On Fri, 2012-12-28 at 15:12 -0500, Robert Moskowitz wrote:

>> So your little bit would have to change the cookie content so that the browser is informed that this cookie is only
>> to be sent over a secure connection?  Only way I see to stop this behavior is for the cookie to be flagged.
> <Directory "/usr/share/roundcube">
>   php_admin_flag session.cookie_secure "1"
> <Directory>

If you use multiple virtual hosts, you dont need to put it inside a directory, you can put it in between<virtualhost> ... </virtualhost>

>
> which is still explaind yesterday
> http://php.net/manual/en/session.configuration.php#ini.session.cookie-secure

Yes, I got that and now 'getting it'.  Just nit-picking, you use "1" the 
manual says boolean with the default of off, so just two ways of 
representing boolean, numeric or label.  In my way of thinking (hey, I 
am dyslexic) labels reduce confusion because there is only off and on 
(no maybes) while numeric raise a question of "2"...?

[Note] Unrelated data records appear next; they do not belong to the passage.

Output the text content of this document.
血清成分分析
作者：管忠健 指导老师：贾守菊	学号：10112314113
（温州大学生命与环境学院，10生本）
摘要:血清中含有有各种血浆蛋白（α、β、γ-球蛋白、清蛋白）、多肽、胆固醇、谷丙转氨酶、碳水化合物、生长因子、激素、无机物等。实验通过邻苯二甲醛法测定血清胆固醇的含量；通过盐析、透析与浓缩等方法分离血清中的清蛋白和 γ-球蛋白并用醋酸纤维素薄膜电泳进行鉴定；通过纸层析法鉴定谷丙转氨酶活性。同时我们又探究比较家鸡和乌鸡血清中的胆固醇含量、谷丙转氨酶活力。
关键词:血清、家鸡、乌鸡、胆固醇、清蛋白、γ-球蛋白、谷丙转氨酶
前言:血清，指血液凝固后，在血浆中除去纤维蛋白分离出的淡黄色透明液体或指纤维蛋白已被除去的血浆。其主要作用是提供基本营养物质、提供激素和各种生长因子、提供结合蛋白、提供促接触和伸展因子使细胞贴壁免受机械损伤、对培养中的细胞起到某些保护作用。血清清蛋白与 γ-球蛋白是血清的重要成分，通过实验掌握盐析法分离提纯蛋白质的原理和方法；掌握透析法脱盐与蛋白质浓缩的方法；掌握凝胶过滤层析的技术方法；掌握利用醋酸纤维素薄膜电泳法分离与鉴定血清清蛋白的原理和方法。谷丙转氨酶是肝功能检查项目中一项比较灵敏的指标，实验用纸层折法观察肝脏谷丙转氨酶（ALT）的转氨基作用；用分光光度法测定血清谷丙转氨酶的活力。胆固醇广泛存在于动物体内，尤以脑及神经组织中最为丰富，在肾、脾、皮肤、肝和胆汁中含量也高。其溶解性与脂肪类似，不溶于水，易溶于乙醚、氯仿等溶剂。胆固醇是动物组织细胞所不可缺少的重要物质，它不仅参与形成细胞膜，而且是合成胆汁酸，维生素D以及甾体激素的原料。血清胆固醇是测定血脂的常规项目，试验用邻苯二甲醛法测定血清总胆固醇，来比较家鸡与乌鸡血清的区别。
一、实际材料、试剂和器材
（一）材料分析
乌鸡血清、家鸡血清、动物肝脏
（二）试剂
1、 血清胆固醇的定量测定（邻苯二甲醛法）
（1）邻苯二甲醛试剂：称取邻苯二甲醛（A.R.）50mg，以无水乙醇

This is because you are not talking directly to php, you are talking to httpd, and asking it to pass onto say mod_php, so it must be in a format that they talk to each other in.

Like If you've ever tried to manipulate error reporting you'll know you cant use
"php_admin_value error_reporting E_ALL & ~E_NOTICE & ~E_DEPRECATED" - which will fail, you need to use
"php_admin_value error_reporting 22519" to get the actual effect of E_ALL & ~E_NOTICE & ~E_DEPRECATED.